Marcus Ohm, a partner in HLB Mann Judd, said in his most recent report to clients: “During the June quarter, only three listings took place with the majority of IPOs and fund-raising occurring in the first quarter. Around $87.5 million was raised in the first three months of the year, in contrast to $44.5 million in the second quarter. The funds raised were soft compared to the previous year’s $823 million or 2018’s $2.5 billion.”

  • More pronounced in its recovery is the US market. The US is headed for the best IPO market since 2014 and perhaps even beating the record of more than US$110 billion raised in 1999. Up until last week (September 28) the calendar year has so far seen 138 IPOs with a total value of US$49.2 billion. This beats the annual total value for each of the past five years, although fewer in number than each of the past four years. In 2014, in a generally bullish equities market, US IPOs totalled 275, worth US$85.3 billion. Apart from the US and Australia, the other major global markets were historically subdued during the past three months as that segment of the equities markets started to emerge from the lows of the first quarter of the calendar year, according to PWC’s ‘Global IPO Watch’.

    OC Funds Management held an investor briefing last month, during which Frost said: “The opportunity to be heavily engaged early in the IPO process gives OC an opportunity to meet with key management, understand the business model and the growth strategy of the company prior to a more formalised roadshow presentation, where we delve into the financial details.
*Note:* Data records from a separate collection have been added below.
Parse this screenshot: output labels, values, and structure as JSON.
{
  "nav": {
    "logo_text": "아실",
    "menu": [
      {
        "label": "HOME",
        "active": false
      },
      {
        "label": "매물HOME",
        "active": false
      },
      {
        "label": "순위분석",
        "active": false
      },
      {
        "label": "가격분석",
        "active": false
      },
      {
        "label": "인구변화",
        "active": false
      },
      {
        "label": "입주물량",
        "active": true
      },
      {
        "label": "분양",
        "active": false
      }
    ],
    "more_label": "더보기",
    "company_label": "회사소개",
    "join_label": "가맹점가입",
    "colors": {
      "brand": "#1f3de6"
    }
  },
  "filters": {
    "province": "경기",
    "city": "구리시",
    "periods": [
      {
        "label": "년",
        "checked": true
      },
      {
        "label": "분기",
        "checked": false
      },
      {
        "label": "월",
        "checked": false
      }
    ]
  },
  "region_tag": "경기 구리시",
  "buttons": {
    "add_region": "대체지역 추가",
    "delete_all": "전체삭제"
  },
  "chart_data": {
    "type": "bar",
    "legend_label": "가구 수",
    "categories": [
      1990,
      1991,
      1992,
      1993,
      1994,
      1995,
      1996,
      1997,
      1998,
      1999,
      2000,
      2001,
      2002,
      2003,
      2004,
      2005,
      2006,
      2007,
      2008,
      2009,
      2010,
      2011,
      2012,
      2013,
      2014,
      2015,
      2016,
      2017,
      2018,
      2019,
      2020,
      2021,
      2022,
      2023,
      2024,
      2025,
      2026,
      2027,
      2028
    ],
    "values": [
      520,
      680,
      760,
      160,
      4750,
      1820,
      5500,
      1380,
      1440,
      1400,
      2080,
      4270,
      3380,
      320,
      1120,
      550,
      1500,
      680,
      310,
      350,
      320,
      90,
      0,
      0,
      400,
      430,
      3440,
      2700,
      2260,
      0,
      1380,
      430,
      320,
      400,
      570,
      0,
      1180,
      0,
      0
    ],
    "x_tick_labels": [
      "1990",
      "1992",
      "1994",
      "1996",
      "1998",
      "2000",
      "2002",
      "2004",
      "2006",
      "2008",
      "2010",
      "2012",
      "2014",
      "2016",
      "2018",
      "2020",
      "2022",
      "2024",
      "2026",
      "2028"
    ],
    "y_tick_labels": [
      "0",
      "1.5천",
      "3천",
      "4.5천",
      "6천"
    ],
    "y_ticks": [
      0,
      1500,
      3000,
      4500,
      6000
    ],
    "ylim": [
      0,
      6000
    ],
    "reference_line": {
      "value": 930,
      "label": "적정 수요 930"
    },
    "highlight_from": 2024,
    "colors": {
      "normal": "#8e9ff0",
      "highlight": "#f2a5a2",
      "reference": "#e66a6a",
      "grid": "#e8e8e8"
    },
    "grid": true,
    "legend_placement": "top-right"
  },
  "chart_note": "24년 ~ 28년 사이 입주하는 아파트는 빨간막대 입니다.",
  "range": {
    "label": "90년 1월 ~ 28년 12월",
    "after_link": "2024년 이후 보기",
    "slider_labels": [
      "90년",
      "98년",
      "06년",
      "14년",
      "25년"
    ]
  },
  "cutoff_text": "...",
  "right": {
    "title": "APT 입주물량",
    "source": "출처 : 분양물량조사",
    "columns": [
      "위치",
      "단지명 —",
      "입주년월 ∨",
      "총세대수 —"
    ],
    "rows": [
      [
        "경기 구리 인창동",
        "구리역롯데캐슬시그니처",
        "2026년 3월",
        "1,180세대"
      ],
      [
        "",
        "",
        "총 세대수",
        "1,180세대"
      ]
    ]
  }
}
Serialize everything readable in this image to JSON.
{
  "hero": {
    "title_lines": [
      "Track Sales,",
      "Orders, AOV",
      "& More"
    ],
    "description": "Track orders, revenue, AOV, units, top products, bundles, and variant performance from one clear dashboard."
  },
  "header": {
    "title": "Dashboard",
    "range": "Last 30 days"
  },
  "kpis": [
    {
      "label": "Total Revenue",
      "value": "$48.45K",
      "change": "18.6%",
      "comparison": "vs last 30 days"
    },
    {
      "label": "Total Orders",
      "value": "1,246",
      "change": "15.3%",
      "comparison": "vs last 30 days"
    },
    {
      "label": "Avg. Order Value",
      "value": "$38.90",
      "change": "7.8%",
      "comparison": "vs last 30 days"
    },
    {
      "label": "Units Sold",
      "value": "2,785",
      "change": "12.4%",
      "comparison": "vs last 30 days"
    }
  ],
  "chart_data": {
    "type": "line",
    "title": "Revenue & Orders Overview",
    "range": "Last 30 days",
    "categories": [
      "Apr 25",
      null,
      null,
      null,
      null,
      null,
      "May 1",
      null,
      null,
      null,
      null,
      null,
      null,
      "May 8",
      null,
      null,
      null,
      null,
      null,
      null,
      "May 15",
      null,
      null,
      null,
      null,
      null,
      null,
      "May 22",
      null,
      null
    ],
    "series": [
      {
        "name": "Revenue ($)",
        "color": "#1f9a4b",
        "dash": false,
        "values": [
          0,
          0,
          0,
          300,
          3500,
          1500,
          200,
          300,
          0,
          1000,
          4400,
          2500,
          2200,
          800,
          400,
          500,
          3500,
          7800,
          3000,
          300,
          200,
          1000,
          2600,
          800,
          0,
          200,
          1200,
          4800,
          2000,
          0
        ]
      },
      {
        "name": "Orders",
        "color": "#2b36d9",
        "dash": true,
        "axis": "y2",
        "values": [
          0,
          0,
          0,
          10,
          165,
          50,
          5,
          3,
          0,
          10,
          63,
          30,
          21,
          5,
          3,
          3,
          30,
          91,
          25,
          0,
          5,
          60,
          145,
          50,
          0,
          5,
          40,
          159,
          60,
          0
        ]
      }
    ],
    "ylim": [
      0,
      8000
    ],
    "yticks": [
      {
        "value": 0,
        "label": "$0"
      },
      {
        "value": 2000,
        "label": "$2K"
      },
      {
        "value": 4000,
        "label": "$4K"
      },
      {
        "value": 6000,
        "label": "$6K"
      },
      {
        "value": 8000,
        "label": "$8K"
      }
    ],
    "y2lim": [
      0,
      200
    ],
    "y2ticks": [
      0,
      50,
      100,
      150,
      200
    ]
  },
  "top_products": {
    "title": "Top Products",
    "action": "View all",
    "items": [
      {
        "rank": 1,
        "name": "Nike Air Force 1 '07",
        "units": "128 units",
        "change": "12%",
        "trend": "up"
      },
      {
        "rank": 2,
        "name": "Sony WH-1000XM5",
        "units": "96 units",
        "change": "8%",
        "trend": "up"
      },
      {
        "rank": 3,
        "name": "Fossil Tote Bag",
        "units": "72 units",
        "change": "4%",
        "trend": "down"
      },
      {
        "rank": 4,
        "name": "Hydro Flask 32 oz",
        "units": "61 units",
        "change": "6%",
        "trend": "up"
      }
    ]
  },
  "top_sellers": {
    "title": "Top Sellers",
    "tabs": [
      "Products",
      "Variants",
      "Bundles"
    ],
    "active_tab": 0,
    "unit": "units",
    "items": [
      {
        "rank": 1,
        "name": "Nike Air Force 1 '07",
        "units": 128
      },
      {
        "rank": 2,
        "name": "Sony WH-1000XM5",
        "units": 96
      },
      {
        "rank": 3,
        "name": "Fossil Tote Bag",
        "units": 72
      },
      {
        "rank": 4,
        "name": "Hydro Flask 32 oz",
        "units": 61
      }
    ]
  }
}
At this earlier stage we offer feedback on whether it is the type of business that, subject to valuation, we might be interested in becoming a shareholder in.”

    Not all proposed IPOs will make it to an ASX listing. “We kiss a lot of frogs”, Frost said. “But we have already seen some quality businesses and the IPO process offers an opportunity to invest in companies that haven’t yet been efficiently priced by the broader market. Therefore, if we do our job well, we can add alpha for our clients by investing in IPOs which subsequently come onto the ASX at a premium.”